Andy Burnham chose a good day to win the Makerfield by-election. As far as the bond market is concerned, the timing was impeccable: Wednesday’s inflation figure came in lower than expected, and the Bank of England released a lower inflation forecast while keeping interest rates on hold. The market, as our political editor Ailbhe Rea revealed earlier this week, was more interested in the Strait of Hormuz than Makerfield. Burnham’s team had feared a surge in borrowing costs when markets opened at 8am, but concluded a win was priced in. Gilt yields shrugged upwards only slightly, mirroring European debt. The result made no significant change to investors’ expectations.
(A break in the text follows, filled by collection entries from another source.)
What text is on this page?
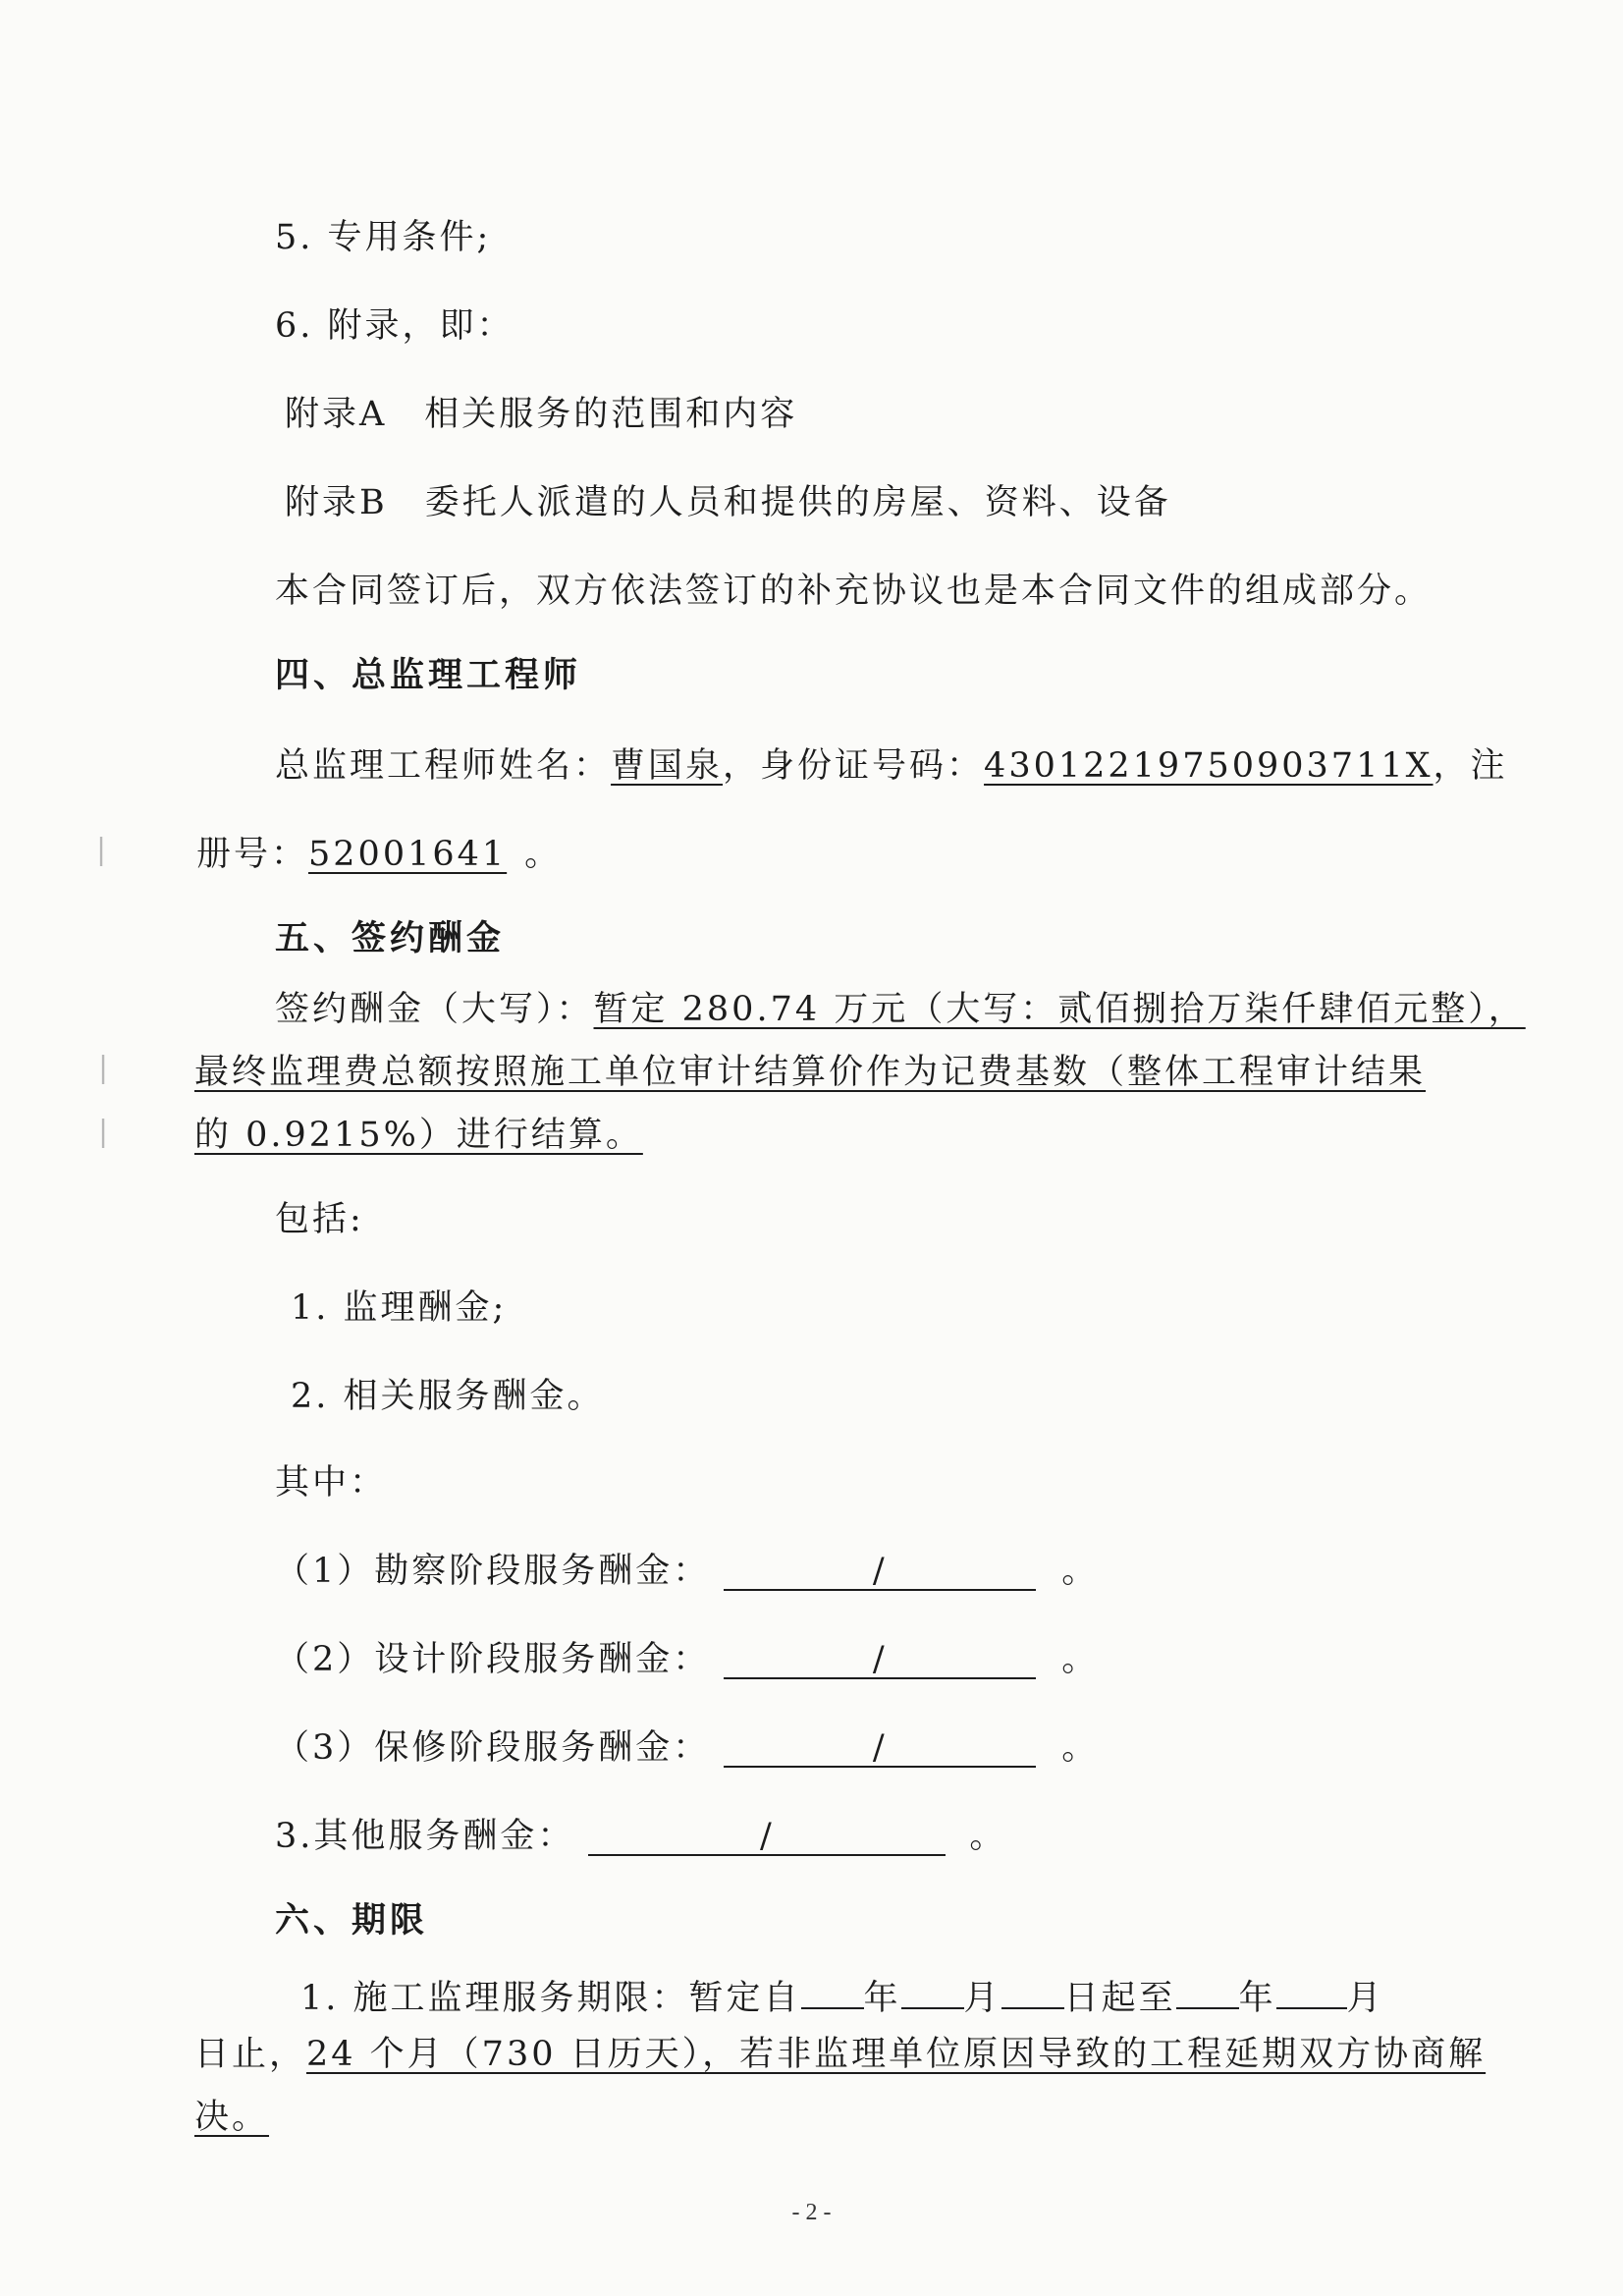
5. 专用条件;
6. 附录，即：
附录A　相关服务的范围和内容
附录B　委托人派遣的人员和提供的房屋、资料、设备
本合同签订后，双方依法签订的补充协议也是本合同文件的组成部分。
四、总监理工程师
总监理工程师姓名：曹国泉，身份证号码：43012219750903711X，注
册号：52001641 。
五、签约酬金
签约酬金（大写）：暂定 280.74 万元（大写：贰佰捌拾万柒仟肆佰元整），
最终监理费总额按照施工单位审计结算价作为记费基数（整体工程审计结果
的 0.9215%）进行结算。
包括:
1. 监理酬金;
2. 相关服务酬金。
其中：
（1）勘察阶段服务酬金：	/	。
（2）设计阶段服务酬金：	/	。
（3）保修阶段服务酬金：	/	。
3.其他服务酬金：	/	。
六、期限
1. 施工监理服务期限：暂定自 年 月 日起至 年 月
日止，24 个月（730 日历天），若非监理单位原因导致的工程延期双方协商解
决。
- 2 -
|
|
|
But the fragile peace with the bond markets may not last. Market participants say they are trading on the assumption that Ed Miliband – who has been advising Burnham on projecting fiscal discipline – will become chancellor. Burnham has also brought in Andy Haldane, former chief economist to the Bank of England, Jim O’Neill (previously chief economist at Goldman Sachs and a Treasury minister under George Osborne) and Richard Hughes, former chair of the OBR, as economic advisors. These appointments appear aimed at establishing market credibility. Yet Neil Mehta, macro portfolio manager at RBC Bluebay Asset Management, described the approach as “traditional, and almost Starmer-ish – I still expect Burnham here to come in and be a bit more revolutionary. Otherwise, what’s the whole point of his campaign?”
“Andy Burnham faces pressure to reverse Brexit as new study says EU membership could deliver £92bn growth.”
The market has taken at face value Burnham’s commitments to fiscal rules and manifesto promises. But those promises to voters differ sharply from what he has told investors. To effect political change, he would need to alter how the UK borrows – such as extending the forecast period for borrowing or separating defence spending from fiscal rules – changes the market would view unkindly because they signal more borrowing. Investors also say Burnham’s political abilities matter. Mehta said he is keeping a close eye on Burnham’s favourability rating because a key risk is that Burnham and Miliband prove no more popular than Starmer and Reeves, forcing them to make more concessions “to get the public on side, to bring back some of the voters from the right.”
Meanwhile, a fresh independent study published on Monday – commissioned by campaign group Best for Britain and carried out by Frontier Economics, a consultancy chaired by Dame Sharon White – argues that the only way to generate growth on the scale needed to deliver voters’ demands is to rejoin the European Union. The report, backed by Paul Johnson, former director of the Institute for Fiscal Studies, models the key benefits of EU membership and finds the prize dwarfs every other option. It suggests rebuilding ties with Brussels could deliver an economic windfall worth at least £92bn, equivalent to a growth boost of a minimum of 3.6 per cent over the next five to 10 years.
Naomi Smith, Best for Britain’s chief executive, said: “When it comes to generating growth on the vast scale required for politicians to deliver on the changes the public are crying out for, the economic heft of rejoining the EU is in a league all of its own, with no other policy lever even coming close.”
The report also argues that Britain would recover up to 90 per cent of Brexit’s economic hit to UK GDP. But any attempt to reverse Brexit would be politically toxic, risking a backlash from Nigel Farage’s Reform UK party and Kemi Badenoch’s Conservatives. Although polling shows support for closer ties with the EU among British voters since Brexit, the appetite for rejoining is less clear cut, split along generational lines.
Burnham, who claimed victory in Thursday’s by-election, has spent the weekend drawing up plans for power. With promises ranging from raising the income tax personal allowance threshold to a major hike in defence spending, he must find the money to pay for it. The bond markets may be calm for now, but the real test lies in reconciling what he has told voters with what investors expect – and whether a move towards Brussels becomes the price of growth.